Evaluating all aspects of final model performance is necessary to get a true picture of how the model could be used in the field. For example, in a paper using a classifier to predict mounting behavior in bulls, one of the classifier models had a sensitivity of 86.6% and specificity of 77.8% (Abell et al., 2017). These are not unreasonable characteristics for a predictive test; however, the results must be considered in the context of the specific situation. Mounting events are exceedingly rare when compared as a relative proportion of time (0.6% of data in this case). Thus, the negative predictive value of this model was 99.9% meaning that when the model predicted a mounting event was not occurring it was correct 99.9% of the time. Conversely, due to the rare nature of the predicted outcome, the positive predictive value was 2.6% or rather positive predictions were only correct 2.6% of the time. Evaluating the positive and negative predictive values of the model is critical to determine the final accuracy in a field environment.

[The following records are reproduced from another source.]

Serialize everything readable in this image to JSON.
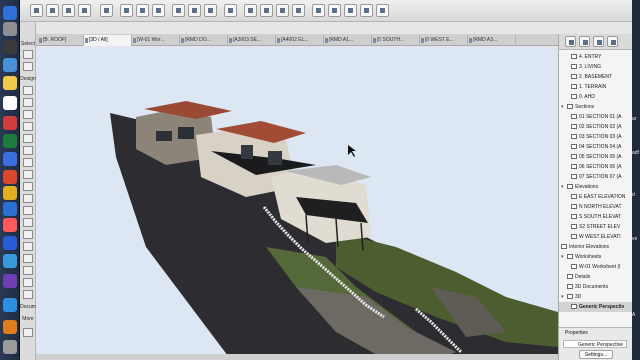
{
  "toolbox": {
    "select_label": "Select",
    "design_label": "Design",
    "document_label": "Docum",
    "more_label": "More"
  },
  "tabs": [
    {
      "label": "[B. ROOF]",
      "active": false
    },
    {
      "label": "[3D / All]",
      "active": true
    },
    {
      "label": "[W-01 Wor...",
      "active": false
    },
    {
      "label": "[RMD DO...",
      "active": false
    },
    {
      "label": "[A3003 SE...",
      "active": false
    },
    {
      "label": "[A4002 EL...",
      "active": false
    },
    {
      "label": "[RMD A1...",
      "active": false
    },
    {
      "label": "[0 SOUTH...",
      "active": false
    },
    {
      "label": "[0 WEST E...",
      "active": false
    },
    {
      "label": "[RMD A3...",
      "active": false
    }
  ],
  "navigator": {
    "stories": [
      "4. ENTRY",
      "3. LIVING",
      "2. BASEMENT",
      "1. TERRAIN",
      "0. AHD"
    ],
    "sections_label": "Sections",
    "sections": [
      "01 SECTION 01 (A",
      "02 SECTION 02 (A",
      "03 SECTION 03 (A",
      "04 SECTION 04 (A",
      "05 SECTION 05 (A",
      "06 SECTION 06 (A",
      "07 SECTION 07 (A"
    ],
    "elevations_label": "Elevations",
    "elevations": [
      "E EAST ELEVATION",
      "N NORTH ELEVAT",
      "S SOUTH ELEVAT",
      "S2 STREET ELEV",
      "W WEST ELEVATI"
    ],
    "interior_elevations_label": "Interior Elevations",
    "worksheets_label": "Worksheets",
    "worksheet_item": "W-01 Worksheet (I",
    "details_label": "Details",
    "documents_3d_label": "3D Documents",
    "view_3d_label": "3D",
    "generic_perspective_label": "Generic Perspectiv"
  },
  "properties": {
    "title": "Properties",
    "value": "Generic Perspective",
    "settings_label": "Settings..."
  },
  "edge_text": [
    "ar",
    "adf",
    "d",
    "ve",
    "A"
  ]
}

LIMITATIONS OF PREDICTIVE MODELING

Big data can be used to generate a variety of predictive models with the goal of employing these predictive algorithms in future decisions. As the models were generated on a single dataset, this predictive analytic framework is susceptible to many of the challenges inherent in any retrospective data analysis including bias and limited external validity. The models are generated from a single data set; therefore, the utility of predictive models is directly linked to how representative the training, revising, and validation/test data subsets are of future data to be evaluated by the models. Bias is any factor that could systematically influence the outcome away from the truth (White et al., 2016), and big data do not inherently overcome bias. If data are biased when building and assessing the models, the outcomes and predictions will also be biased toward the initial dataset. There is not a statistical or mathematical test for potential bias caused by variables that were not collected or included into the dataset. As predictive analytics are often performed on retrospective analysis, the scientist performing the evaluation is key in identifying potential sources of bias. Optimal outcomes from predictive analytic analysis of big data are contingent on utilizing an unbiased, representative data set to generate the classification models.

SUMMARY AND CONCLUSIONS

Big data in livestock production systems may be generated by operational data acquisition or through use of remote livestock monitoring technology. The predictive analytic framework can be applied in a systematic manner to create information from these data to enhance decision making for livestock production, health and welfare. Defining a target variable is similar to generating the hypothesis in live-animal experimental design and this variable influences the data management and type of models selected for analysis. Data partitioning allows a single dataset to be used for building, refining, and assessing model performance. The predictive analytic framework concludes with final model assessment and provides an evaluation of the accuracy of predictions including expected likelihood of finding events and nonevents as defined by the target variable. The predictive analytic framework provides a systematic methodology for evaluating big data to enhance livestock decision making and promote precision animal management.

Based on a presentation at the Big Data Analytics and Precision Animal Agriculture Symposium entitled “Data to decisions from remote cattle monitoring” held at the 2017 ASAS-CSAS Annual Meeting, July 12, 2017, Baltimore, MD.